Must-Have KPIs to Track to Ensure Forecast Accuracy.

Peter Drucker is credited with the famous quote, “If you can’t measure it, you can’t improve it.” It seems simple, but there are still far too many things that are measured only by “gut” feelings and instincts. Of which, your sales forecast should not be one.

We gathered a panel of some of the best revenue and sales operations leaders, consisting of:

  • Stephen Daniels, Head of Revenue Operations, Branch
  • Victoria Moss, VP, Revenue Operations, Greenhouse
  • Anu Krishnakumar, VP, Global Sales Operations, Smartbear

The group discussed how exactly they measure the accuracy of their sales forecasts. Here’s what they had to say. You can also watch the full recording at any time, here.

Use Your Quarterly Forecast Results to Drive Your End of Year Goals

Tori recommends that at the end of each quarter you re-examine your annual forecast through the lens of the quarterly results. Check and see if your yearly goals are still attainable, or if you will surpass them. Regardless of the outcome, this will either prevent an end of the year scramble to make forecast, or give support, onboarding, and/or success teams a chance to prepare for additional users.

Adjust Forecast Expectations Where Needed

For greater forecast accuracy, it is important to adjust your forecast KPIs to fit the needs of your situation. Two examples are within geographic regions or for different size companies.

Stephen breaks his forecasts up by NA, EMEA, and APAC. Each of those regions has different working cultures and therefore deals have different expectations. Applying the same sales cycle to all of them will only result in a less accurate forecast. To find the benchmark, he recommends applying a historical win rate.

Tori echoes the sentiment, recommending a best practice of breaking up your forecast by the company size. Such as the following:

  • Small business - 30-day sales cycle. Forecast on deal volume and trends, calculated by opportunities x win rate x average account value.
  • Mid-Market - Deal-by-deal forecast with a “gut-check” based on quota capacity.
  • Enterprise - Deal-by-deal forecasting with weekly MEDDPICC-driven inspections by both directors and managers.

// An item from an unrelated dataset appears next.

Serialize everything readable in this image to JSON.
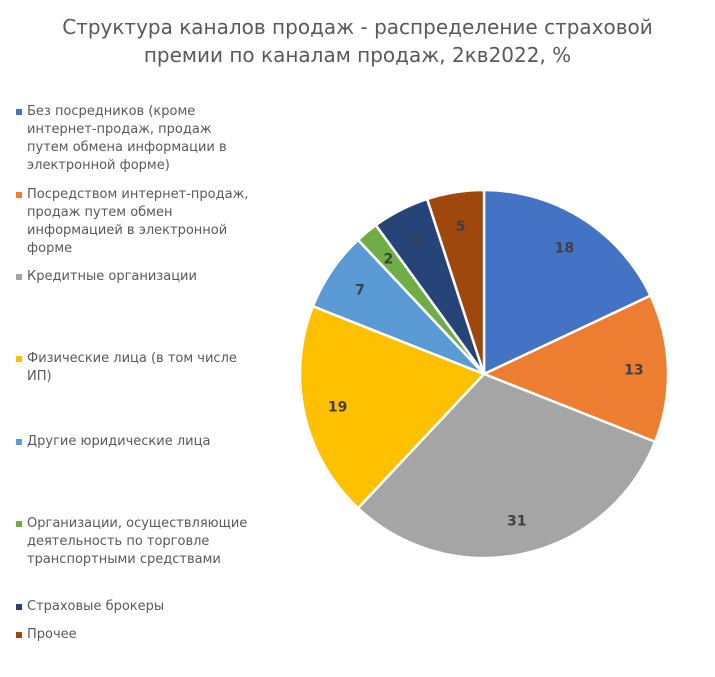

The KPIs You Should Use to Track Forecast Accuracy

Pipeline Coverage

"Pipeline coverage is table stakes,” says Anu. Every company should be looking to have between three to 5 times their forecast covered in their pipeline. Stephen adds that he calculates pipeline for different geographic regions based on the historical amount needed to meet expectations.

Forecast Categories and Movement

All the panelists agree that monitoring forecast categories and what was included, excluded, and why are important. If sales reps and managers are doing a proper job of forecasting, you should be able to gather good information about what will close, and what’s at risk.

Tori likes to look at what was called “likely” on day one of month one of each quarter, compared to day one of month two. She looks for deals that have been downgraded, and which ones have been added, and why.

Opportunity Age

Anu also likes to consider the age of an opportunity in these forecasts. If it starts to draw out for longer than the average sales cycle, he says that risk on it should be gradually increased. As extended deals are statistically less likely to close as time goes on.

BoostUp Risk Score

Stephen also loves to use BoostUp’s AI risk score to judge the accuracy of his forecast. The AI monitors deal activity, including buyer and seller engagement through all sales channels to determine if there is meaningful communication occurring and if the deal is being progressed. If the forecast includes a lot of high-risk deals, it’s time to take action.